Checkstyle Project: Avoid changes in ANTLR generated token and rule numbers with updates in grammar

10 views

Skip to first unread message

ps

unread,

Jan 6, 2018, 3:19:19 PM1/6/18

to antlr-discussion

Checkstyle uses ANTLR to generate parser for javadocs. (JavadocParser.g4, JavadocLexer.g4). An issue at github requires new rules and tokens be added to the grammars to support a few HTML 5 tags. Lexer is able to particularly identify a certain number of HTML tags which are widely used (like <p> <li> <br> and so on) and all the other tags are treated generically as HTML_TAG_NAME.

Checkstyle needs to be preserve the tokens' and rules' values/constants that are provided to the user via JavadocTokenTypes.java which currently maps to the values which are internally used by the ANTLR parser. Most of the new rules and tokens can be added at the end of the grammar which doesn't incite any changes to the existing values.

Since ANTLR resolves ambiguity by utilizing the rule or the token that matches first, it is necessary that all the new tokens for the HTML 5 tags be added before the token HTML_TAG_NAME. Correct me if I am wrong but ANTLR doesn't provide any method to manually control the tokens' and rules' numbers rather it automatically generates the values in the same order in which it encounters the rules or the tokens. This is forcing a change in token value for HTML_TAG_NAME.

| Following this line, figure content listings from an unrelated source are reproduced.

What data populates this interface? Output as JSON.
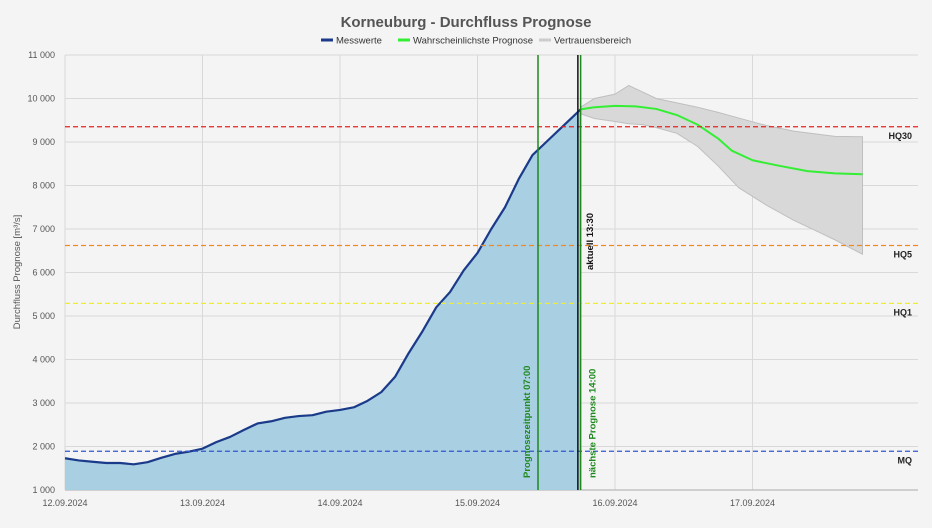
{
  "chart_data": {
    "type": "line",
    "title": "Korneuburg - Durchfluss Prognose",
    "ylabel": "Durchfluss Prognose [m³/s]",
    "xlabel": "",
    "ylim": [
      1000,
      11000
    ],
    "xlim": [
      0,
      6.5
    ],
    "yticks": [
      1000,
      2000,
      3000,
      4000,
      5000,
      6000,
      7000,
      8000,
      9000,
      10000,
      11000
    ],
    "ytick_labels": [
      "1 000",
      "2 000",
      "3 000",
      "4 000",
      "5 000",
      "6 000",
      "7 000",
      "8 000",
      "9 000",
      "10 000",
      "11 000"
    ],
    "x_categories": [
      "12.09.2024",
      "13.09.2024",
      "14.09.2024",
      "15.09.2024",
      "16.09.2024",
      "17.09.2024"
    ],
    "x_positions": [
      0,
      1,
      2,
      3,
      4,
      5
    ],
    "legend": [
      {
        "label": "Messwerte",
        "color": "#1a3a8a"
      },
      {
        "label": "Wahrscheinlichste Prognose",
        "color": "#33ee33"
      },
      {
        "label": "Vertrauensbereich",
        "color": "#cccccc"
      }
    ],
    "series": [
      {
        "name": "Messwerte",
        "color": "#1a3a8a",
        "x": [
          0,
          0.1,
          0.2,
          0.3,
          0.4,
          0.5,
          0.6,
          0.7,
          0.8,
          0.9,
          1.0,
          1.1,
          1.2,
          1.3,
          1.4,
          1.5,
          1.6,
          1.7,
          1.8,
          1.9,
          2.0,
          2.1,
          2.2,
          2.3,
          2.4,
          2.5,
          2.6,
          2.7,
          2.8,
          2.9,
          3.0,
          3.1,
          3.2,
          3.3,
          3.4,
          3.5,
          3.6,
          3.7,
          3.75
        ],
        "values": [
          1730,
          1680,
          1650,
          1620,
          1620,
          1590,
          1640,
          1740,
          1830,
          1880,
          1950,
          2100,
          2220,
          2380,
          2530,
          2580,
          2660,
          2700,
          2720,
          2800,
          2840,
          2900,
          3050,
          3250,
          3600,
          4150,
          4650,
          5200,
          5550,
          6050,
          6450,
          7000,
          7500,
          8150,
          8700,
          9000,
          9300,
          9600,
          9750
        ]
      },
      {
        "name": "Wahrscheinlichste Prognose",
        "color": "#33ee33",
        "x": [
          3.75,
          3.85,
          4.0,
          4.15,
          4.3,
          4.45,
          4.6,
          4.75,
          4.85,
          5.0,
          5.2,
          5.4,
          5.6,
          5.8
        ],
        "values": [
          9750,
          9800,
          9830,
          9820,
          9760,
          9620,
          9400,
          9080,
          8800,
          8580,
          8450,
          8330,
          8280,
          8260
        ]
      },
      {
        "name": "Vertrauensbereich",
        "color": "#cccccc",
        "x": [
          3.75,
          3.85,
          4.0,
          4.1,
          4.2,
          4.3,
          4.45,
          4.6,
          4.75,
          4.9,
          5.1,
          5.3,
          5.5,
          5.6,
          5.8
        ],
        "upper": [
          9800,
          10000,
          10100,
          10300,
          10150,
          10000,
          9900,
          9800,
          9680,
          9550,
          9380,
          9250,
          9170,
          9130,
          9120
        ],
        "lower": [
          9650,
          9540,
          9470,
          9420,
          9400,
          9330,
          9200,
          8900,
          8450,
          7950,
          7550,
          7200,
          6900,
          6750,
          6420
        ]
      }
    ],
    "thresholds": [
      {
        "label": "HQ30",
        "value": 9350,
        "color": "#e82020"
      },
      {
        "label": "HQ5",
        "value": 6620,
        "color": "#f08a24"
      },
      {
        "label": "HQ1",
        "value": 5290,
        "color": "#eeee30"
      },
      {
        "label": "MQ",
        "value": 1890,
        "color": "#3355cc"
      }
    ],
    "vertical_lines": [
      {
        "label": "Prognosezeitpunkt 07:00",
        "x": 3.44,
        "color": "#1e8a1e",
        "label_color": "#1e8a1e"
      },
      {
        "label": "aktuell 13:30",
        "x": 3.73,
        "color": "#111111",
        "label_color": "#111111"
      },
      {
        "label": "nächste Prognose 14:00",
        "x": 3.75,
        "color": "#1e8a1e",
        "label_color": "#1e8a1e"
      }
    ]
  }
}
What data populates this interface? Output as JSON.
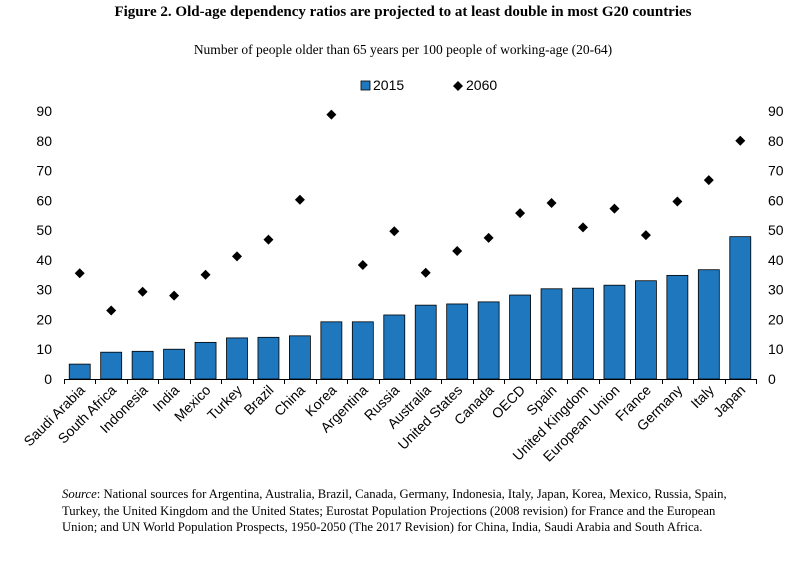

Hard coding values in JavadocTokenTypes.java is something we want to avoid. Is there any other way to overcome this problem.

NOTE:

Not all of the ANTLR generated token values are supplied to the user in JavadocTokenTypes.java but only the ones that he or she would need.
mode xmlTagDefinition has been split (L267, L399) to preserve the values of the tokens in modes following it.